L’exposition déploie une belle série de ces « peintures », datant de 1973 et 1975, surtout sur toile le plus souvent au format carré – 200 × 200 cm partagés en trois bandes horizontales irrégulières ou, de manière plus symétrique, verticales. Il se trame dans ces œuvres une sorte de mise en parallèle, voire une sorte d’effet de miroirs – pas tout à fait une mise en abyme – de la peinture américaine moderne et de la peinture chinoise ancienne. L’effet pour qui voit de telles œuvres est saisissant en portant à une interrogation qui va bien au-delà de l’attractivité que toute belle peinture provoque.

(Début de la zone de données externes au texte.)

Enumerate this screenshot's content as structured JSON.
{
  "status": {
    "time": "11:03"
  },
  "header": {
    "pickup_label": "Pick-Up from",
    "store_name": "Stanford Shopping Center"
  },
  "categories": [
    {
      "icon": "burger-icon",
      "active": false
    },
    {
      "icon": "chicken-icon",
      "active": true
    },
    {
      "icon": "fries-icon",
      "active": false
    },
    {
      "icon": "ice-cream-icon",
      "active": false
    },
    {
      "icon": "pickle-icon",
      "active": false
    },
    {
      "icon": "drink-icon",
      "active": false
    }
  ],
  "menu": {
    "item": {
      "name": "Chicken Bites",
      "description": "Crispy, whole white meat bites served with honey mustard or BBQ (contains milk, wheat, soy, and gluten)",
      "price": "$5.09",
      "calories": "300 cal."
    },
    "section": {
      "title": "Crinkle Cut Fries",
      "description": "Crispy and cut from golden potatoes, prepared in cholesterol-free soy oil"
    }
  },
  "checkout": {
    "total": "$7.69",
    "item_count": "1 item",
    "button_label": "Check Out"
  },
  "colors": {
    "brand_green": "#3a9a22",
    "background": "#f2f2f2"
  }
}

Je tente de dire que la satisfaction de l’œil ne suffit pas et que l’œuvre ne « fonctionne » que si la théorie indissociable de la forme qui en établit la pratique est comprise, en quelque sorte validée comme une vérité transcendant la forme et l’expérience de qui la produit et de qui la reçoit. L’œuvre attise la tentation d’une saisie comparatiste. Mais elle ne peut que décevoir. La partition horizontale permet de citer Mark Rothko, la verticale Barnett Newman. Mais formellement ça ne marche pas. Nulle effusion émotionnelle à la Rothko. Nulle exaltation à une sublimation héroïque à la Newman. Devade ne veut ni des pleurs ni l’abandon à un suspens tragique un brin nietzschéen. Il veut que se dialectise la délectation renvoyant au corps et le sursaut de la pensée. Il est véritablement en ce sens ce peintre théoricien qu’a bien décrit Camille Saint-Jacques. Il n’empêche et des dessins de 1978 y convient que la bande blanche ne relève en rien d’un souci formaliste d’alternance animant l’espace de l’œuvre. On peut oser y voir une lumière qui vient ou une lumière d’appel, blanche et extatique, propice à un passage. Et mal citer la formule appliquée par Starobinski à Rousseau. L’énigme de cette traversée blanche pourrait nous reconduire aux lumières blanches de l’Angelico et de Piero. Mais jusqu’où aller dans l’anachronisme toujours déceptif : une allégorie de l’histoire finie ? De l’histoire passée et annulée ? 


La force d’une énigme est celle qu’expose tout passage proposé comme coupure. Il ne s’agit pas de l’Ouvert au sens de Hölderlin, Novalis, Rilke, Frobenius ou Maldiney. Mais ce dernier dans l’un de ses essais nous fait pressentir qu’il n’advient qu’avec les éboulis de l’Histoire, d’une histoire qui ne peut ni se répéter ni bégayer. En cela, bien qu’indissolublement liée à son vécu, à sa vie, la peinture de Marc Devade accomplit en peinture les espérances de l’exercice du matérialisme dialectique : cette rêverie voyageuse vers un Orient qui retourna ceux qui l’entreprirent vraiment à retrouver de l’Europe « les anciens parapets » et l’eau noire de sa « flache ».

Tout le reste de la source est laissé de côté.